El desayuno en el Hotel Intercontinental de Praga es abundante y lento, charlamos en la mesa, un grupo relacionado con los museos. El profesor Gállego es un especialista en pintura pero algo de ficción escribe, yo le recuerdo que como autores somos compañeros en la colección Leopoldo Alas. Conque hablamos de cuentos. Hablé:
He leído muchos cuentos, pero no olvidaré el de un ruso que viene a Medina del Campo por unos días y allí se queda el resto de su vida. Un día duro y seco de agosto, Basilio Afanasiev llega a la capital ferial de Castilla la Vieja para una misión disparatada, como más de una vez se sacan de la manga las burocracias totalitarias. Ha venido desde Ucrania con un mandato oficial relativo al ganado ovino, cuando el comisionado no ha visto una oveja en su vida. El hostal en que se hospeda, a través de unos toques magistrales del narrador, queda para el lector como un mundo sombrío y hondo, cargado de significados. O mejor que un mundo, Dos Mundos, que tal es el título del establecimiento.

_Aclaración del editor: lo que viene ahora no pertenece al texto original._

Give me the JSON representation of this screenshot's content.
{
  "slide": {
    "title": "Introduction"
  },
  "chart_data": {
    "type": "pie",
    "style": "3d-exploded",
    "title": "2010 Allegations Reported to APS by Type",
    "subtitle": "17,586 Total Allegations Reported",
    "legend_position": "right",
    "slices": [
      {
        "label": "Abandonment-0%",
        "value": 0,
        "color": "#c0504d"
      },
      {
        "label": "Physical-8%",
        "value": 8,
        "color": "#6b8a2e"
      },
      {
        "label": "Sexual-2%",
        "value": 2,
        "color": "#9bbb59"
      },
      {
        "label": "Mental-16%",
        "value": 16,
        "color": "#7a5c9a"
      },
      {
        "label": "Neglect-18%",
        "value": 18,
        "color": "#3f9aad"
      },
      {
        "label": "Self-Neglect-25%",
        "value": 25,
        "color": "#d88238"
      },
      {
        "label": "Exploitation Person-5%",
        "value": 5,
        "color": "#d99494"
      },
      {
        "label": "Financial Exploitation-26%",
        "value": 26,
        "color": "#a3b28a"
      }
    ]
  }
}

Parece una buena historia, alabó alguien con gesto distraído, mirando la hora porque íbamos a ver monumentos.
Abrevié el relato. La vasta fonda está dividida en dos cuerpos, y adolece de falta de agua caliente. Vejez de las instalaciones, desidia de la viuda que gobierna aquella vetustez. Basilio Afanasiev consigue arreglar la caldera después de desatorar un conducto, no más que taponado por la momia de un pobre gato escaldado. Ahora el ruso puede ducharse con frecuencia, hasta que otro huésped da en la vaina de hacerlo a la misma hora causando interrupciones dramáticas, reemplazos del chorro caliente por súbitos latigazos de agua helada. No otro huésped: huéspeda, supo Afanasiev por inexplicable pero inequívoca revelación. El cuento va a alcanzar ahora alturas de genialidad, no sé si seguí o si me contuve para no destripar el argumento, pero no dejé de repetir que bien podían agradecerme la información mis compañeros de excursión, que la historia de Basilio Afanasiev en Medina era una joya. Y ya dejábamos la mesa del desayuno de Praga. Entonces, una joven pintora del grupo, que había estado escuchándome, me dijo con una voz muy dulce, tímida:
—Yo conocía el cuento, y conozco al autor.
—Agustín Cerezales —le dije.
—Es mi hermano. Cerezales Laforet.
—¡Laforet!
Me fijé en las facciones de la mujer, boca grande y sonreidora, ojos brillantes, y los pómulos, los mismos pómulos marcados de la autora de Nada de los años cuarenta.